Senior Adam Burish quickly put the Badgers in the lead, burying a shot between the unsuspecting Buckeyes’ pipes a mere 23 seconds after the puck drop. It wasn’t until the second period that Ohio State seized the opportunity to catch up, when a lucky shot flew past freshman goalie Shane Connelly to tie it up 1–1.
It didn’t take long for the Badgers to retaliate. During a power play, sophomore defenseman Kyle Klubertanz ended the second period by ripping a shot from the point, putting Wisconsin in the lead once again. The Badgers dominated the first half of the game in both possession and aggression.
Topping off a strong first half, Badger fans rejoiced to hear the familiar sound of House of Pain’s “Jump Around” echo throughout the stadium’s stereo system. Even transforming this miraculous event into a film couldn’t put the feelings of anticipation and exhilaration in the atmosphere to justice.
To start off the third period, junior Andrew Joudrey extended the lead over the Buckeyes 3–1. Ryan MacMurchy made a pass from the right corner to a cutting Joudrey on the far post for a one-timer, which most fans recalled as the game-winning goal.
“I just remember the crowd pulsing as one,” Jeffries said. “Everyone was laser-focused on every play. That return, oh boy, had all the hairs on the back of my neck standing straight up.”
Though Connelly let one slip past, narrowing the lead to 3-2, the Buckeyes ultimately failed to force overtime. As they left their net empty with 1:30 left in regulation, junior Robbie Earl brought it home for the Badgers and scored his 15th goal of the season.

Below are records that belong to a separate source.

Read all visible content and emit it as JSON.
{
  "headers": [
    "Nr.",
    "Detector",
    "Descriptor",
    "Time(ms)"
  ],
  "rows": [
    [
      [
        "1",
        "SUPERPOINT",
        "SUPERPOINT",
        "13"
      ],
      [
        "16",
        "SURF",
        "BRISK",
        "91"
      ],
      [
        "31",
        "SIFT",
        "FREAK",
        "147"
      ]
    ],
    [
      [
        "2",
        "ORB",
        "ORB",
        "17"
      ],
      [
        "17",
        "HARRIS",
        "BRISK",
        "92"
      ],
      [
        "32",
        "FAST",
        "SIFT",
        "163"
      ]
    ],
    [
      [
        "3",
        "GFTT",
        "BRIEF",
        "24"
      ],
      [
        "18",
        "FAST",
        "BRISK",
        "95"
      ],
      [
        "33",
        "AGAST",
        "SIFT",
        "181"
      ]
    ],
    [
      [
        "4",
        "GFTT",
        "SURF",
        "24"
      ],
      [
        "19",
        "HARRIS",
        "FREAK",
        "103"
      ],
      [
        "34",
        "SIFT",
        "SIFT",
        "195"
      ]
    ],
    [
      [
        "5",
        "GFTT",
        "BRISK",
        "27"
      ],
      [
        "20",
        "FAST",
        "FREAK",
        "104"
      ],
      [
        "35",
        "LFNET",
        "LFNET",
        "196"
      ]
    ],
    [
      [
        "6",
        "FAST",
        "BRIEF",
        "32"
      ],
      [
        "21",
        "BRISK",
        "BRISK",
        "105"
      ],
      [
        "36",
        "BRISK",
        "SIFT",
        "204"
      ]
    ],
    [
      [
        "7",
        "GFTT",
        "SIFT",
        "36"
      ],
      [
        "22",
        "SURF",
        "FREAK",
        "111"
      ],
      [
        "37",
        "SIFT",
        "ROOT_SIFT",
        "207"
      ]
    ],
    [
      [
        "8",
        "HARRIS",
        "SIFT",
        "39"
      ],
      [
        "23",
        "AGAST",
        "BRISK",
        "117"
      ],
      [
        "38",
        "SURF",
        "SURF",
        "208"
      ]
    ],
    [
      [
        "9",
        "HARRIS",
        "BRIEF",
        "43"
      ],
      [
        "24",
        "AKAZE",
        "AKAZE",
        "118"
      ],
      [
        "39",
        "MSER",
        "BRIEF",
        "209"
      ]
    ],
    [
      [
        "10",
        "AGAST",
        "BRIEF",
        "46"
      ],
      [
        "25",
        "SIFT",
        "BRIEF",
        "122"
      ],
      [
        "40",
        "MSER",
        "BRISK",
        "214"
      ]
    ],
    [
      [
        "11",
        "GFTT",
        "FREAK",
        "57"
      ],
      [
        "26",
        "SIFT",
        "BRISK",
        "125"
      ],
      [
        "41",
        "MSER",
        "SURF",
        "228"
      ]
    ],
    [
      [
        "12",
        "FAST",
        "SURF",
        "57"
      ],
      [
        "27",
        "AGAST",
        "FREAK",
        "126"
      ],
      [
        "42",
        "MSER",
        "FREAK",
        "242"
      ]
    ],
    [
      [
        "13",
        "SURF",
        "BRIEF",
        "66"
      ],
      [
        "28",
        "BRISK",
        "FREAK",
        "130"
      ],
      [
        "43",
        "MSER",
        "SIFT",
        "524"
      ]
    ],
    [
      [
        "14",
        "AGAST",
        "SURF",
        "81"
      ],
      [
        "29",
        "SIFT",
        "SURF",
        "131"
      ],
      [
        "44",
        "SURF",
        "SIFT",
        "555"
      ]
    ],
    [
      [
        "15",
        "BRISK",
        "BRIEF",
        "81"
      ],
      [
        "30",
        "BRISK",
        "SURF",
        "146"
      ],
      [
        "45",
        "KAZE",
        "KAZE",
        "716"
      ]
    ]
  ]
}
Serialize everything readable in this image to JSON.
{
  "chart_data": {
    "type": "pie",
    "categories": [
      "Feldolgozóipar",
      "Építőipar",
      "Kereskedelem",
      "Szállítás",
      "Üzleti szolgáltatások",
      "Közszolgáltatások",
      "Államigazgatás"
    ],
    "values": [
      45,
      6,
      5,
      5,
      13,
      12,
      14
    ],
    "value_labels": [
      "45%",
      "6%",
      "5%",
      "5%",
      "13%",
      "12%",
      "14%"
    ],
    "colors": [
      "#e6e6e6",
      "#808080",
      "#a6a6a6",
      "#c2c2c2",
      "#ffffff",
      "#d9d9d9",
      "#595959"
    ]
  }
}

The Badgers took to the ice in triumph and the energy in the stadium felt nothing less than electric. Bucky and the band couldn’t suppress their Badger pride, joining in on the celebration as the fans roared. Following this victory, Wisconsin set a standard of unprecedented success.
The team went on to win the 2006 national title at the Bradley Center in Milwaukee, earning a 2-1 victory over Boston College and winning the sixth title in school history. The Badgers ended up posting a total of 30 wins to conclude the season.
This story may not be much like Disney’s “Miracle,” but Hollywood certainly has the potential to translate this tale into a blockbuster.